Usam-se mitocôndrias “saudáveis” de uma doadora, explica Maria do Céu Patrão Neves, mas 99,8% do material genético da criança continua a ser dos “pais verdadeiros”. De acordo com o The Guardian, o bebé fica apenas com 37 genes da doadora, já que o tecido mitocondrial é “só o ambiente celular em que o feto se vai desenvolver e onde estava a doença da mãe”, clarifica a presidente do CNECV.

Mas o tema não é pacífico para Maria do Céu Patrão Neves. Pelo contrário, a tripla progenitura genética, como lhe chama, levanta um “problema ético”: “a manipulação da vida humana na fase geracional e a destruição de embriões”, assegura. A representante do CNECV alerta para a necessidade de se ter em atenção princípios éticos como a “dignidade humana” bem como de “precaver a identidade genética”.
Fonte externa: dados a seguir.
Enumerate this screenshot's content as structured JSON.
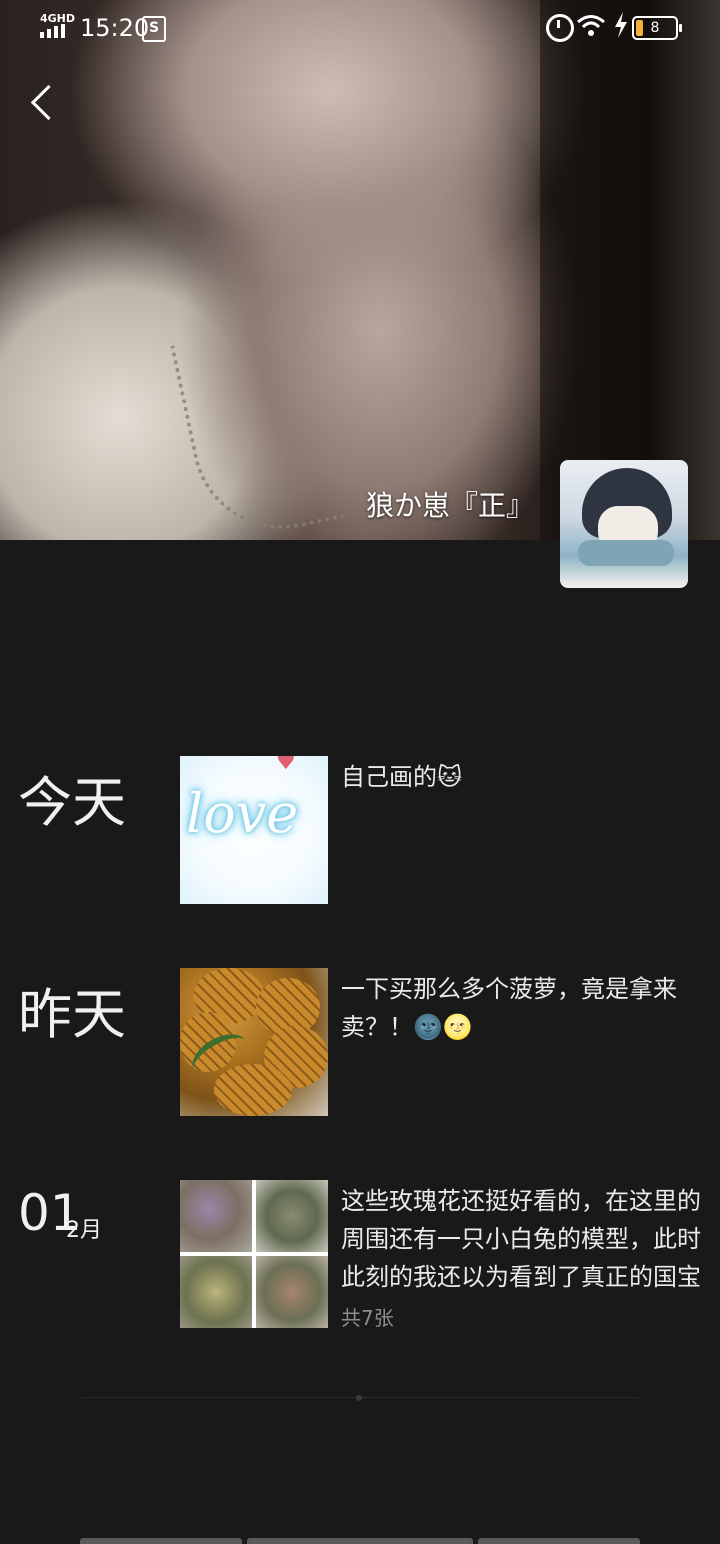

Por parte dos doentes, os pedidos ainda não começaram a surgir nas consultas de Alberto Barros, conta o médico de fertilização in vitro, garantido que "os argumentos a favor ultrapassam o carácter discutível da aplicação” do tratamento. Mas o especialista sublinha a necessidade de se atingir um “patamar de segurança” antes de o trazer para Portugal.
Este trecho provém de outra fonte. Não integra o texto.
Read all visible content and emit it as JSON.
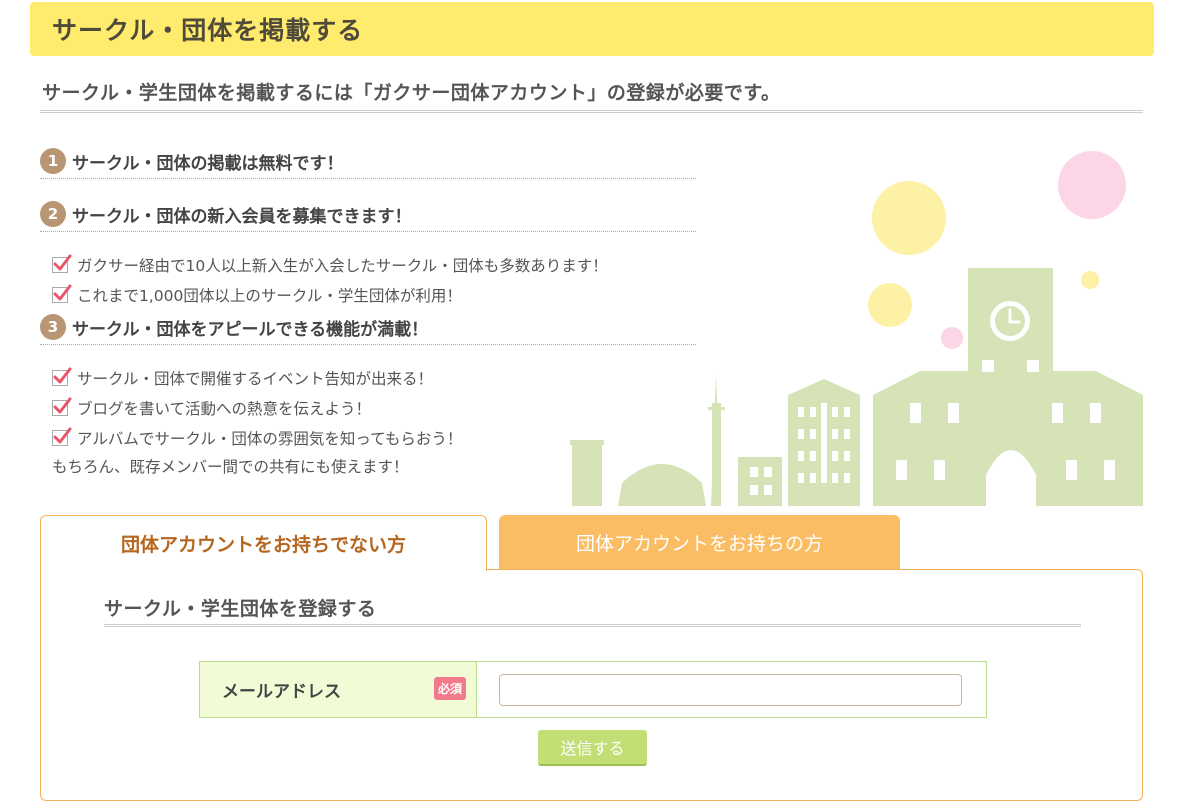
{
  "header": {
    "title": "サークル・団体を掲載する"
  },
  "lead": "サークル・学生団体を掲載するには「ガクサー団体アカウント」の登録が必要です。",
  "features": [
    {
      "number": "1",
      "title": "サークル・団体の掲載は無料です！",
      "items": []
    },
    {
      "number": "2",
      "title": "サークル・団体の新入会員を募集できます！",
      "items": [
        "ガクサー経由で10人以上新入生が入会したサークル・団体も多数あります！",
        "これまで1,000団体以上のサークル・学生団体が利用！"
      ]
    },
    {
      "number": "3",
      "title": "サークル・団体をアピールできる機能が満載！",
      "items": [
        "サークル・団体で開催するイベント告知が出来る！",
        "ブログを書いて活動への熱意を伝えよう！",
        "アルバムでサークル・団体の雰囲気を知ってもらおう！"
      ]
    }
  ],
  "note": "もちろん、既存メンバー間での共有にも使えます！",
  "tabs": [
    {
      "label": "団体アカウントをお持ちでない方",
      "active": true
    },
    {
      "label": "団体アカウントをお持ちの方",
      "active": false
    }
  ],
  "register": {
    "heading": "サークル・学生団体を登録する",
    "email_label": "メールアドレス",
    "required_label": "必須",
    "email_value": "",
    "submit_label": "送信する"
  },
  "colors": {
    "header_bg": "#ffeb6e",
    "badge": "#b89673",
    "tab_border": "#f3b15b",
    "tab_inactive": "#fbbd63",
    "form_bg": "#f1fbd6",
    "form_border": "#b9dc8d",
    "required": "#f27a8b",
    "submit": "#c2df76",
    "check_mark": "#e8566a",
    "illustration_green": "#d5e3b6"
  }
}
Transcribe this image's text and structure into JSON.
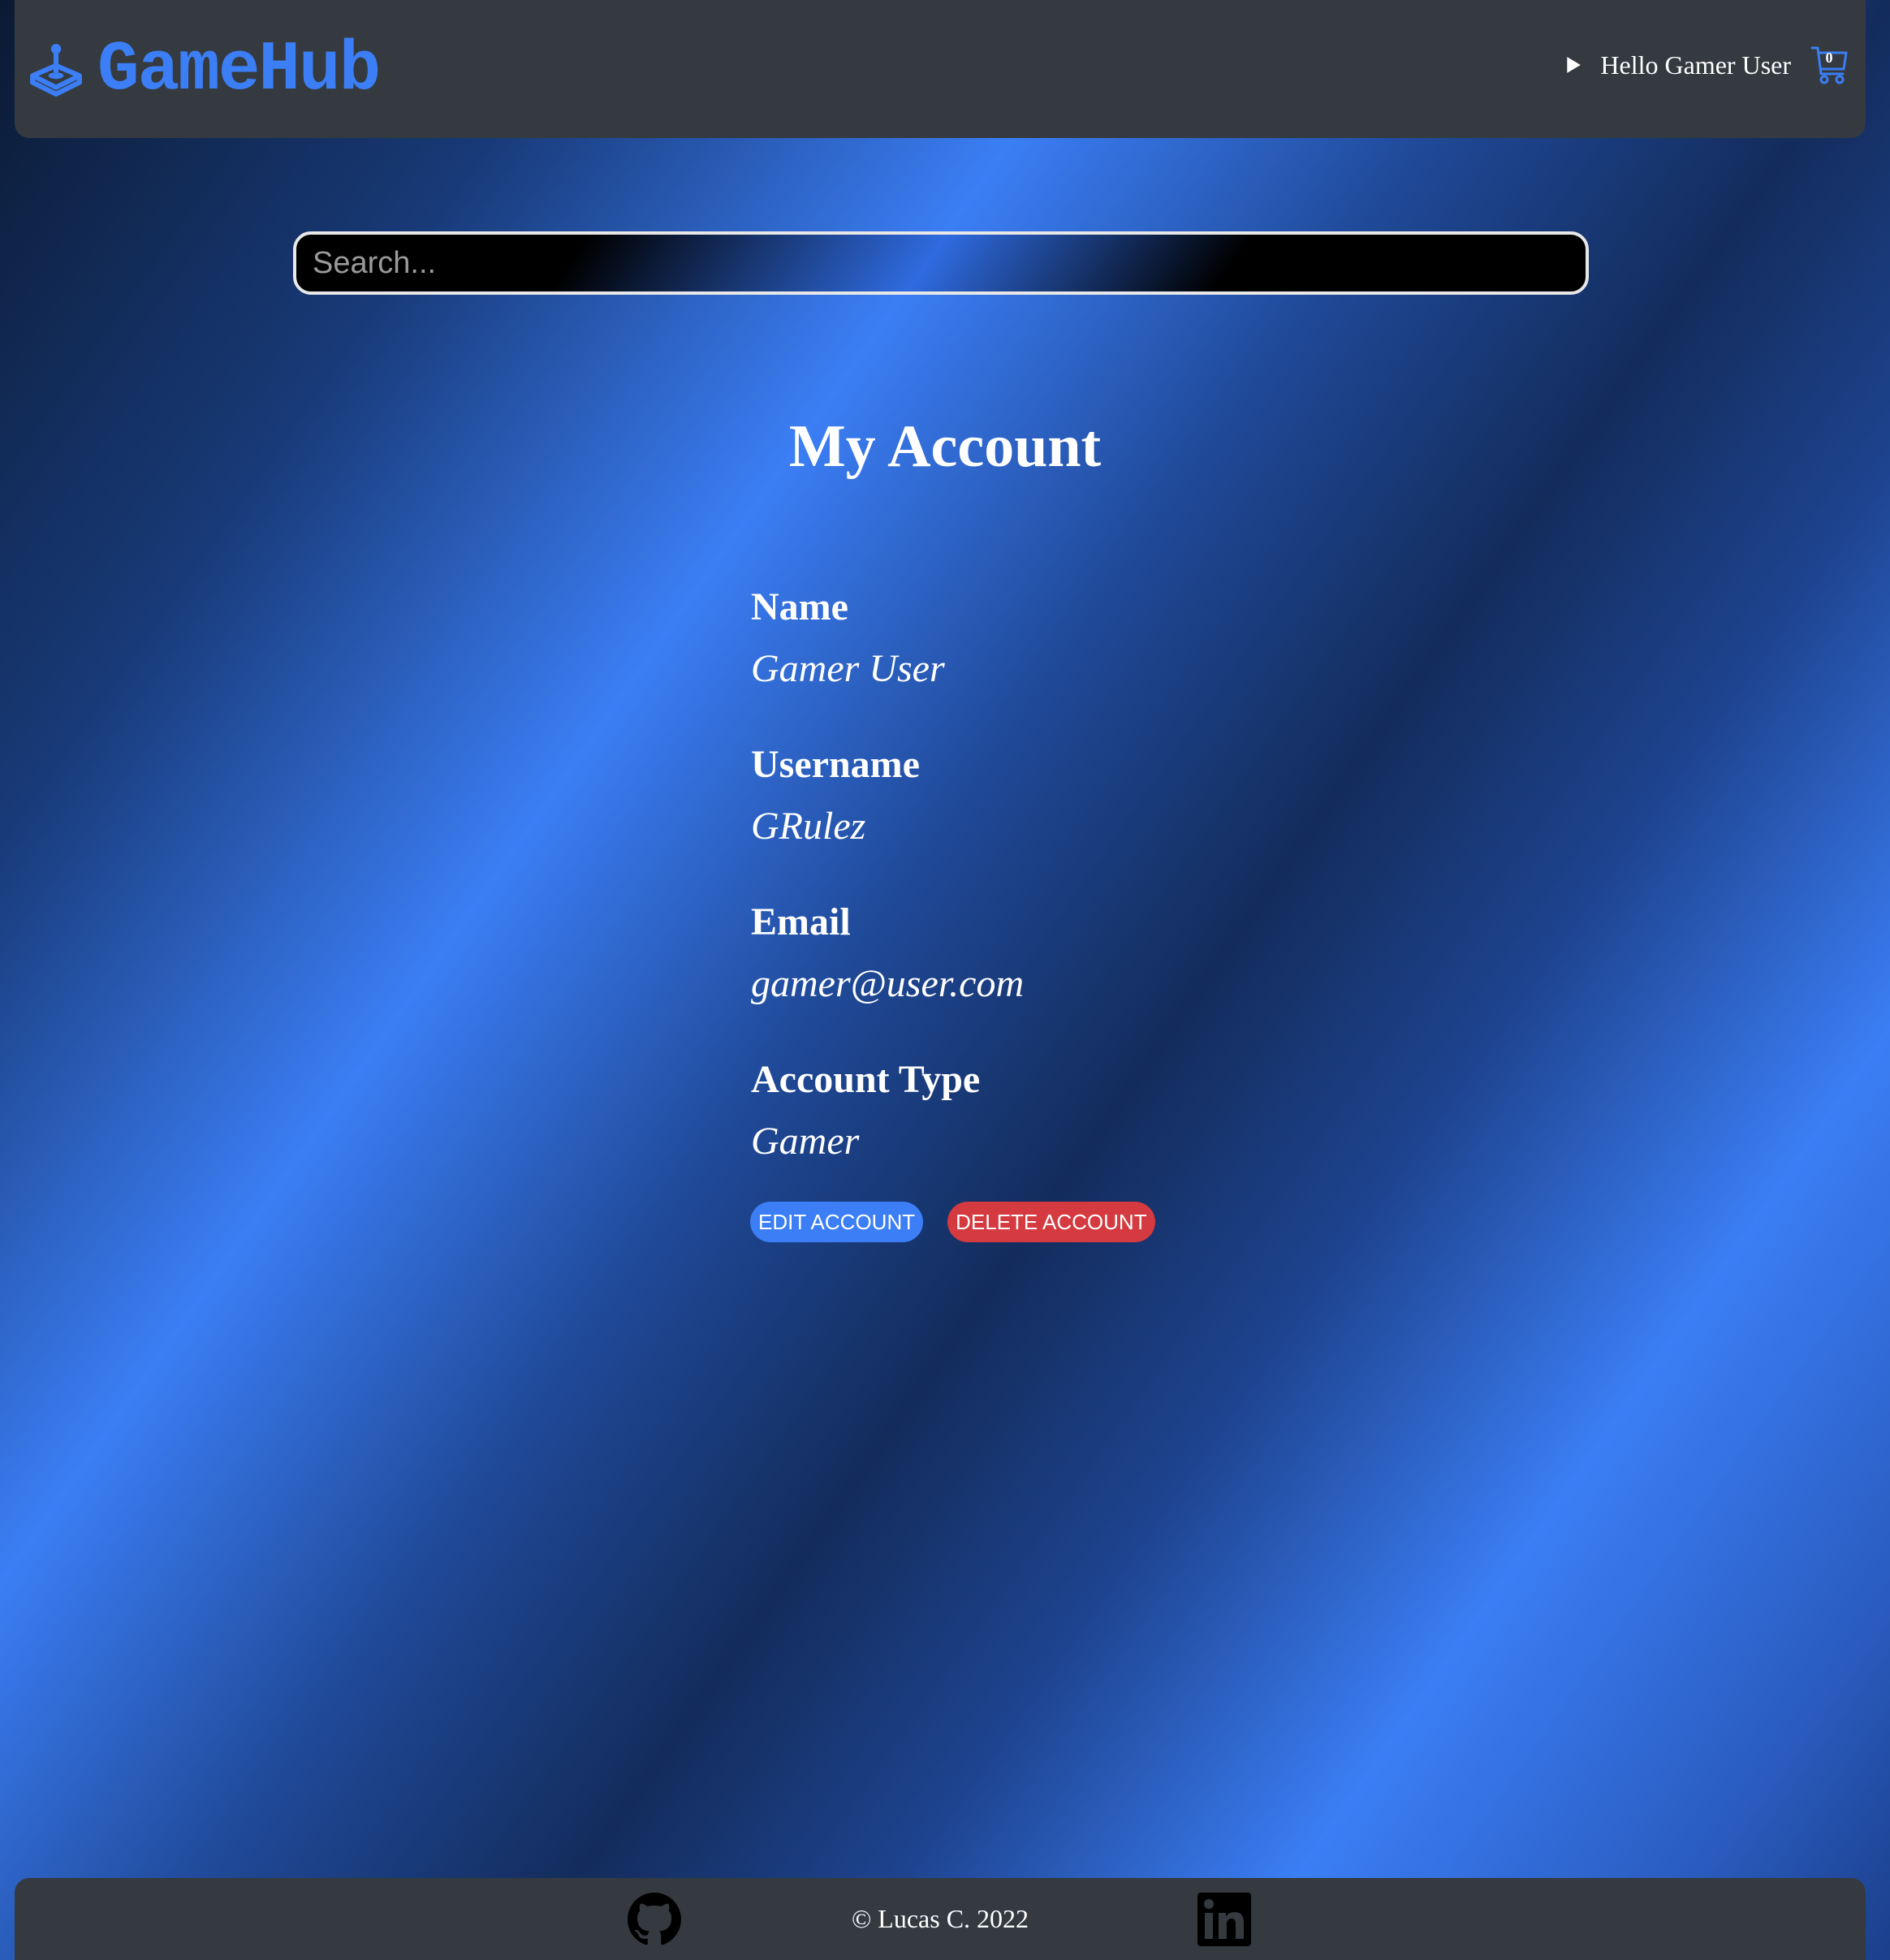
{
  "header": {
    "brand": "GameHub",
    "greeting": "Hello Gamer User",
    "cart_count": "0",
    "icons": {
      "brand": "joystick-icon",
      "menu": "caret-right-icon",
      "cart": "cart-icon"
    }
  },
  "search": {
    "placeholder": "Search...",
    "value": ""
  },
  "main": {
    "title": "My Account",
    "fields": [
      {
        "label": "Name",
        "value": "Gamer User"
      },
      {
        "label": "Username",
        "value": "GRulez"
      },
      {
        "label": "Email",
        "value": "gamer@user.com"
      },
      {
        "label": "Account Type",
        "value": "Gamer"
      }
    ],
    "buttons": {
      "edit_label": "EDIT ACCOUNT",
      "delete_label": "DELETE ACCOUNT"
    }
  },
  "footer": {
    "copyright": "© Lucas C. 2022",
    "icons": {
      "github": "github-icon",
      "linkedin": "linkedin-icon"
    }
  },
  "colors": {
    "accent": "#3b7ef5",
    "danger": "#d43a3f",
    "bar": "#343a40",
    "text": "#ffffff"
  }
}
Para já, a técnica não é “suficientemente forte para se fazer de forma tranquila”, diz Alberto Barros, explicando que ainda acarreta “riscos”. “Ao aspirar-se o núcleo do ovócito da mulher podem aspirar-se também as mitocôndrias que têm a mutação”, esclarece, reforçando que a doença pode permanecer, se o tratamento não for bem realizado. Só depois de mais investigação e da devida "literatura científica" pode vir a regulamentação, considera o especialista.

Alberto Barros relembra ainda que, a acontecer, a lei da Procriação Medicamente Assistida teria de mudar, porque a técnica é contrária a alguns dos princípios nela estipulados, já que a legislação pune com pena de prisão a “transferência de núcleo”, que está em causa neste tratamento. Ainda no que toca à regulamentação, Maria do Céu Patrão Neves, a presidente do CNECV, alerta: “Se vier a existir em Portugal uma proposta legislativa, é preciso saber se vai cumprir e respeitar a proteção do melhor interesse da criança e dos pais”.
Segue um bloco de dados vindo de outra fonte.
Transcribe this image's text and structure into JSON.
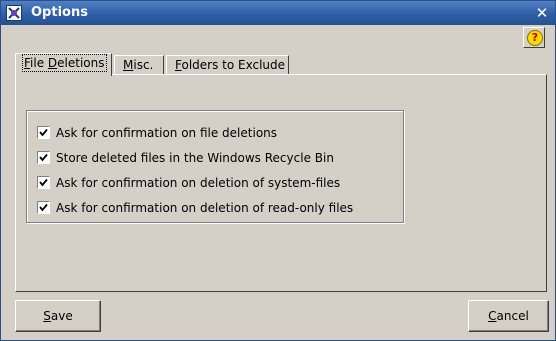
{
  "window": {
    "title": "Options",
    "close_label": "✕"
  },
  "help": {
    "label": "?"
  },
  "tabs": [
    {
      "u": "F",
      "rest": "ile ",
      "u2": "D",
      "rest2": "eletions",
      "selected": true
    },
    {
      "u": "M",
      "rest": "isc.",
      "u2": "",
      "rest2": "",
      "selected": false
    },
    {
      "u": "F",
      "rest": "olders to Exclude",
      "u2": "",
      "rest2": "",
      "selected": false
    }
  ],
  "options": [
    {
      "label": "Ask for confirmation on file deletions",
      "checked": true
    },
    {
      "label": "Store deleted files in the Windows Recycle Bin",
      "checked": true
    },
    {
      "label": "Ask for confirmation on deletion of system-files",
      "checked": true
    },
    {
      "label": "Ask for confirmation on deletion of read-only files",
      "checked": true
    }
  ],
  "buttons": {
    "save": {
      "u": "S",
      "rest": "ave"
    },
    "cancel": {
      "u": "C",
      "rest": "ancel"
    }
  },
  "colors": {
    "face": "#d4d0c8",
    "title_start": "#4f7fc4",
    "title_end": "#24518f"
  }
}
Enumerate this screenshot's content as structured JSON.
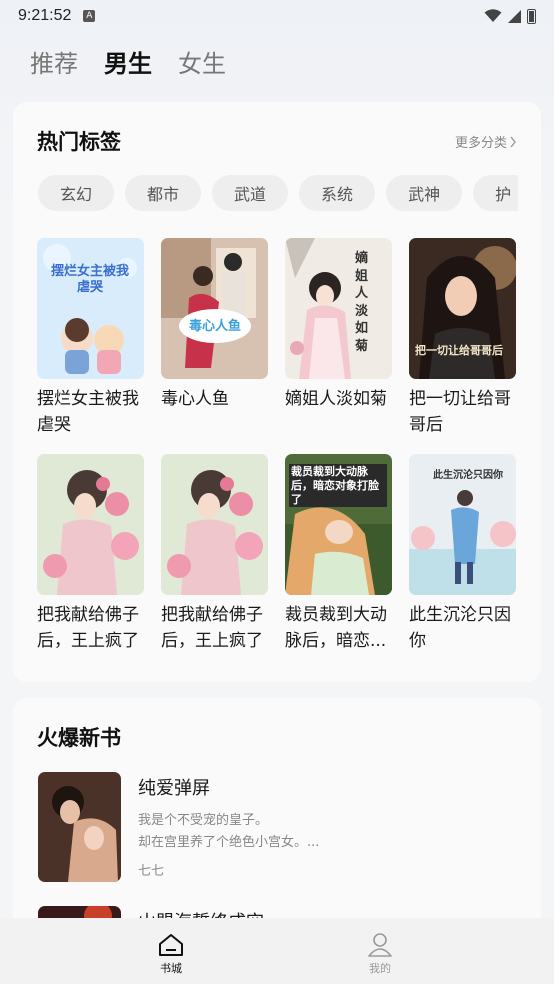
{
  "status_bar": {
    "time": "9:21:52",
    "notification_icon": "A"
  },
  "top_tabs": [
    {
      "label": "推荐",
      "active": false
    },
    {
      "label": "男生",
      "active": true
    },
    {
      "label": "女生",
      "active": false
    }
  ],
  "hot_tags": {
    "title": "热门标签",
    "more": "更多分类",
    "tags": [
      "玄幻",
      "都市",
      "武道",
      "系统",
      "武神",
      "护"
    ],
    "books": [
      {
        "name": "摆烂女主被我虐哭",
        "cover_text": "摆烂女主被我虐哭"
      },
      {
        "name": "毒心人鱼",
        "cover_text": "毒心人鱼"
      },
      {
        "name": "嫡姐人淡如菊",
        "cover_text": "嫡姐人淡如菊"
      },
      {
        "name": "把一切让给哥哥后",
        "cover_text": "把一切让给哥哥后"
      },
      {
        "name": "把我献给佛子后，王上疯了",
        "cover_text": ""
      },
      {
        "name": "把我献给佛子后，王上疯了",
        "cover_text": ""
      },
      {
        "name": "裁员裁到大动脉后，暗恋...",
        "cover_text": "裁员裁到大动脉后，暗恋对象打脸了"
      },
      {
        "name": "此生沉沦只因你",
        "cover_text": "此生沉沦只因你"
      }
    ]
  },
  "new_books": {
    "title": "火爆新书",
    "items": [
      {
        "title": "纯爱弹屏",
        "desc_line1": "我是个不受宠的皇子。",
        "desc_line2": "却在宫里养了个绝色小宫女。...",
        "author": "七七"
      },
      {
        "title": "山盟海誓终成空"
      }
    ]
  },
  "bottom_nav": [
    {
      "label": "书城",
      "icon": "home-icon",
      "active": true
    },
    {
      "label": "我的",
      "icon": "person-icon",
      "active": false
    }
  ]
}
No Reino Unido, a legislação foi alterada em 2015 para permitir o tratamento que gera bebés com três materiais genéticos, mas só em março deste ano surgiu a primeira licença, atribuída pela Autoridade de Fertilização Humana e Embriologia (HFEA) ao Centro de Fertilidade de Newcastle - a primeira e única clínica com que o pode fazer. Citada pelo The Guardian, a HFEA afirma que o número de bebés com esta condição foi “menos de cinco”, tendo a 9 de maio sido anunciado o primeiro, que correu o mundo.

Há ainda casos a registar no México, onde existem “vazios legais”, o que constitui um “risco”, diz Maria do Céu Patrão Neves. Foi, aliás, em solo mexicano que surgiu o primeiro bebé do mundo com ADN de três pessoas. Em 2016, uma mãe, natural da Jordânia e portadora de mutações mitocondriais que podem causar Síndrome de Leigh, teve quatro abortos espontâneos e só dois bebés sobreviveram - um até aos seis anos e outro apenas seis meses.

Estudos mostram que uma em cada seis mil pessoas sofre de doenças mitocondriais.